Dennoch war die zehnte Folge eine der bisher unterhaltsamsten. Ob nun Tillys neue Rolle als Kapitänin oder Jason Isaacs Verbeugung vor James "Scotty" Doohan als er sich kurzzeitig einen schottischen Akzent zulegte, um den Chefingenieur des Schiffes zu mimen. "Nur wegen Dir" legte phasenweise eine Leichtigkeit an den Tag, die die Serie bisher zu oft vermissen ließ. Und dabei haben wir bisher ja noch nicht einmal das böse Gegenstück von einem unserer Protagonisten zu sehen bekommen. Zwar hat die Serie die Existenz einer zweiten Discovery bereits beseitigt, da sie mit der Spiegel-Discovery den Platz getauscht hat. (PS: das wäre eigentlich eine tolle Spinoff-Idee: Die Mirror-Discovery im normalen "Star Trek Universum) Doch einzelne Figuren befanden sich nicht an Bord. Lorca, Michael, Culber und Stamets - ganz zu Schweigen von Philippa Georgiou und Sarek - könnten uns noch begegnen. Denn, das haben die Macher bereits angekündigt: das Spiegel-Universum wird uns noch für einige Folgen begleiten.

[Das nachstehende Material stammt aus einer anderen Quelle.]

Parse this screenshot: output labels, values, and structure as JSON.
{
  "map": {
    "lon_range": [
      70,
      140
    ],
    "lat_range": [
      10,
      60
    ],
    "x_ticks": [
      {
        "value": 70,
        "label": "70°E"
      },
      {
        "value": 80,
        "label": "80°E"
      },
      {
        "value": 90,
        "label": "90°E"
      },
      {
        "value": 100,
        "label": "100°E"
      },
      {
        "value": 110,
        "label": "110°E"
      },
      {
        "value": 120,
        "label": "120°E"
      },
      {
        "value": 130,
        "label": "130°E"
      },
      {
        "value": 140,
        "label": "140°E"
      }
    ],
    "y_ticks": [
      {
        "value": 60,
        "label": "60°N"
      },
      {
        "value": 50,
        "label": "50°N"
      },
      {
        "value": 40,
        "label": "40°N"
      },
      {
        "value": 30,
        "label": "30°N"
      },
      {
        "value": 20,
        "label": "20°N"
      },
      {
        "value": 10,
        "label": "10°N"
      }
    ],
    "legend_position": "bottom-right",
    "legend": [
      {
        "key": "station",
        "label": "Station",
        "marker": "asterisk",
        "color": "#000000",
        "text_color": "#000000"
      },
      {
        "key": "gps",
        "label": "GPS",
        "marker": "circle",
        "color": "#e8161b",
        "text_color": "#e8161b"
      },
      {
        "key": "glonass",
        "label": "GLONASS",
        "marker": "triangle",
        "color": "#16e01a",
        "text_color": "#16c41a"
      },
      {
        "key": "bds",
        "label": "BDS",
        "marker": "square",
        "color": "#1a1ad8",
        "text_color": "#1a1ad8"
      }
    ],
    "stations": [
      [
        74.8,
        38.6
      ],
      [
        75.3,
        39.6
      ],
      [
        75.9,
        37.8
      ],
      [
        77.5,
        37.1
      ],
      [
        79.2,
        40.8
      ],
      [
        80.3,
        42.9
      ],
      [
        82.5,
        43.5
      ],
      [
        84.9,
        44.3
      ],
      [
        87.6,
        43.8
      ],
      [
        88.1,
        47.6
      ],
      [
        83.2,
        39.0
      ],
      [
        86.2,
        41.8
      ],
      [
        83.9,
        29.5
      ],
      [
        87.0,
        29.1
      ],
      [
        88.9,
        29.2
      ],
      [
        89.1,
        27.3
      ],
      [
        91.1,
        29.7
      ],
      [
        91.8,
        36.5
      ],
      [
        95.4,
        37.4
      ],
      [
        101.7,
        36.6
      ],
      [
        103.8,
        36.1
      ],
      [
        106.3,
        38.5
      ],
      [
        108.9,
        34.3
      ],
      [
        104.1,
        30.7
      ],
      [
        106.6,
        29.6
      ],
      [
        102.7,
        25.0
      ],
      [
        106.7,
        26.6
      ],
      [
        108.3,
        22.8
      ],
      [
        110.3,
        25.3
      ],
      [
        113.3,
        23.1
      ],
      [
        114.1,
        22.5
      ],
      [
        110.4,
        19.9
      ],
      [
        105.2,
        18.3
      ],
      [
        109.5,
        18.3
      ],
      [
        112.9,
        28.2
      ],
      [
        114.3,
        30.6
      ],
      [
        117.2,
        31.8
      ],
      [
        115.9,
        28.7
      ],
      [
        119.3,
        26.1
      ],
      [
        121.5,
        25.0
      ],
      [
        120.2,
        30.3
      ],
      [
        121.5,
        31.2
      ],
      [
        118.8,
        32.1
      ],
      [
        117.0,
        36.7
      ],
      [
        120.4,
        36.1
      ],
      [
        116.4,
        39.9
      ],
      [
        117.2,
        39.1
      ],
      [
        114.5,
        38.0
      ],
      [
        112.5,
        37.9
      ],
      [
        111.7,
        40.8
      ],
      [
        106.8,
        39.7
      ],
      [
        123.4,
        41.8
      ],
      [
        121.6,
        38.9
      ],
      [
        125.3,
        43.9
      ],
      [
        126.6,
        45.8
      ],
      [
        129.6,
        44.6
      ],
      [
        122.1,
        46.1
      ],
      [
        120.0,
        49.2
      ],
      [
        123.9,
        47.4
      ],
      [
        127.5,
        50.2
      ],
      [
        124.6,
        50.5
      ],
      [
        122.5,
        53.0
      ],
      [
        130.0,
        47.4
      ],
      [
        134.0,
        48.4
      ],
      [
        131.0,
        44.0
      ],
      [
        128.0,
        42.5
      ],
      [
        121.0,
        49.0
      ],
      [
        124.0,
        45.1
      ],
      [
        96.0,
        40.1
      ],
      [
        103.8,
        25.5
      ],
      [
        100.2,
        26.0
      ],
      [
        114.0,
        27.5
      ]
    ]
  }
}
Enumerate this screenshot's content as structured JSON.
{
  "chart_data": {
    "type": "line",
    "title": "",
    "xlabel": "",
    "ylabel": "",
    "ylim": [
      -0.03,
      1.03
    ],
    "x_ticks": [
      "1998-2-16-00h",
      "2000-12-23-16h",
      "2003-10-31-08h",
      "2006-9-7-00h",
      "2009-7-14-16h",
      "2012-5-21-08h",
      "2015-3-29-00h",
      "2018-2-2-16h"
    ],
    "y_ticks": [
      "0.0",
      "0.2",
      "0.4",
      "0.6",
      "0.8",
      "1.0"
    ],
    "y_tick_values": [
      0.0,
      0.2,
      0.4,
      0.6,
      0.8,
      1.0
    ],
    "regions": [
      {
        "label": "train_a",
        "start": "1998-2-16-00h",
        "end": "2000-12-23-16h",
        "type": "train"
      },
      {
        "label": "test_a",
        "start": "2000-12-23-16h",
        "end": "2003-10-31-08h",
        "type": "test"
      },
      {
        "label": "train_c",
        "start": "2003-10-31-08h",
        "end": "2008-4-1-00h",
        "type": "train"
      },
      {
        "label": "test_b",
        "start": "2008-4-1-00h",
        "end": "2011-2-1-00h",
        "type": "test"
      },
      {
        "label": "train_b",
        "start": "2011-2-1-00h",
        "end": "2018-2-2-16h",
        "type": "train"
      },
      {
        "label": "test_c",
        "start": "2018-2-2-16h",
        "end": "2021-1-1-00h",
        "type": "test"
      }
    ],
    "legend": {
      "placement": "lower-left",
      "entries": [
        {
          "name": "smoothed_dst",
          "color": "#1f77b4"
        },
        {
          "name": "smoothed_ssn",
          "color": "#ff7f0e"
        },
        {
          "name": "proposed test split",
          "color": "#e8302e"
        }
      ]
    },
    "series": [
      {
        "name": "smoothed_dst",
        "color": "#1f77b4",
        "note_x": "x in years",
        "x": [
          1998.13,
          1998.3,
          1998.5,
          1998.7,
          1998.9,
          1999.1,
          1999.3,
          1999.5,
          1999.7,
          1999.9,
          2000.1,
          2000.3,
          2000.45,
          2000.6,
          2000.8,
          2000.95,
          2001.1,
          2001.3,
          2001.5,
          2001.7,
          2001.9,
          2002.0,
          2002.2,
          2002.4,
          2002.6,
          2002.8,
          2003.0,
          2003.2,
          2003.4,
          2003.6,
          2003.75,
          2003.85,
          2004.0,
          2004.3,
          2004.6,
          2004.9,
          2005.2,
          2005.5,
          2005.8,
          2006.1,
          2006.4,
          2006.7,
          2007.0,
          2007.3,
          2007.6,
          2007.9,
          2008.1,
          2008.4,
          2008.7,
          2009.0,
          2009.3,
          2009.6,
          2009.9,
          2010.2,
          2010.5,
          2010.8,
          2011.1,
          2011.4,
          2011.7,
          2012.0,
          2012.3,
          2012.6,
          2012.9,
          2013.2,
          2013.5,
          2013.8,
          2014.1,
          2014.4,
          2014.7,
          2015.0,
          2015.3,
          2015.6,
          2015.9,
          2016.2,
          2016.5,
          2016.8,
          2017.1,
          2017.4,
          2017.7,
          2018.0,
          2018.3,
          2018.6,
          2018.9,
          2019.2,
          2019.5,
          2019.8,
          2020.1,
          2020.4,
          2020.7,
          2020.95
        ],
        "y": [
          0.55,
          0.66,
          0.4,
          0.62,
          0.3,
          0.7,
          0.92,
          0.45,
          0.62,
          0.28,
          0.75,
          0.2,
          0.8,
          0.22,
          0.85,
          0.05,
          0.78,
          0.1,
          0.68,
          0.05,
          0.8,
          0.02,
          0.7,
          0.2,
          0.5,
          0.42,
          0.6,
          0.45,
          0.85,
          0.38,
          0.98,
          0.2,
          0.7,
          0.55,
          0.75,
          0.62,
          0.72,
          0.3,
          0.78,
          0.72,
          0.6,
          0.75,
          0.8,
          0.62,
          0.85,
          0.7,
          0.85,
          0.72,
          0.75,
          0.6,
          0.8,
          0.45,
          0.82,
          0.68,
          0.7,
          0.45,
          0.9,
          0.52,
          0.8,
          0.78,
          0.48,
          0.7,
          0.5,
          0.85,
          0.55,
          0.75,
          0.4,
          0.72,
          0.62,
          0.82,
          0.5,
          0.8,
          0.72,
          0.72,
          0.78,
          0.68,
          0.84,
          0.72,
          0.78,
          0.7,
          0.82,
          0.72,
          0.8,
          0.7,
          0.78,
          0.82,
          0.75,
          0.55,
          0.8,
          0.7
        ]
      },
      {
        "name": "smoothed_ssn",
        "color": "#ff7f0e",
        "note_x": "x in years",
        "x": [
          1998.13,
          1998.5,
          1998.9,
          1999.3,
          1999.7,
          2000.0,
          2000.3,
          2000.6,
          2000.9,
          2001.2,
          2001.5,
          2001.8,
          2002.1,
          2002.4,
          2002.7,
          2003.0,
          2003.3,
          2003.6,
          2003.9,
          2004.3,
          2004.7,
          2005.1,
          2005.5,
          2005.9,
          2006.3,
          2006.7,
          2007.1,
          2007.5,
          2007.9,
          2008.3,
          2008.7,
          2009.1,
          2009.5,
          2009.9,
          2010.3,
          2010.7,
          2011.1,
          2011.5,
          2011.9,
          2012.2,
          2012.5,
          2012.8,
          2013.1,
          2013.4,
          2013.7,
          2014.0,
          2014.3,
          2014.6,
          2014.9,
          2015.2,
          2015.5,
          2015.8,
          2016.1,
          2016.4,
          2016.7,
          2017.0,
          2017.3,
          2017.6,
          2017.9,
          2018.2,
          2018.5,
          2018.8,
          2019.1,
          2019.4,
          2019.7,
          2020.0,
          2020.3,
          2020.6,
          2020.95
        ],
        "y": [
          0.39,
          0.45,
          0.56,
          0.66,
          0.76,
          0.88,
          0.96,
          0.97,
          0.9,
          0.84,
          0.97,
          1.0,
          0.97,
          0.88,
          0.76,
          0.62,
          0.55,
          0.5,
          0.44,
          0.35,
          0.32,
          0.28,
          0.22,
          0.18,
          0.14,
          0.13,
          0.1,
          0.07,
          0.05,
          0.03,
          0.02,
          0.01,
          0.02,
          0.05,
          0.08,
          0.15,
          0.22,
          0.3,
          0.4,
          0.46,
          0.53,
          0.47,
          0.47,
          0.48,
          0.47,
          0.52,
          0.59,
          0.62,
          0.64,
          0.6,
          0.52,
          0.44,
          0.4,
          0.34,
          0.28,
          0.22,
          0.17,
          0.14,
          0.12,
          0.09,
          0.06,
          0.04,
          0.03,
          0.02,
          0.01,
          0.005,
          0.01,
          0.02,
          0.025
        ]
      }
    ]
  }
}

Hoffentlich muss Lorca die ganze Zeit nicht in seiner ganz persönlichen Folterkammer verbringen. Denn die Folge endet damit, dass der eigentliche Discovery-Kapitän in eine Agonie-Kammer gesperrt wurde und - im wahrsten Sinne des Wortes - unendliche Qualen erleidet. Ein direkter Verstoß gegen die Anweisung von Kapitän Burnham, ihn "angemessen zu behandeln". Die Folgen für den Folterknecht dürften mit maximaler Härte bestraft werden. Schließlich weiß niemand besser als Michael, welche Folgen Befehlsverweigerung hat. Obwohl: da wir uns im Spiegel-Universum befinden, wo alles genau anders ist, wird der Verantwortliche vermutlich maximal zu Tode gekitzelt.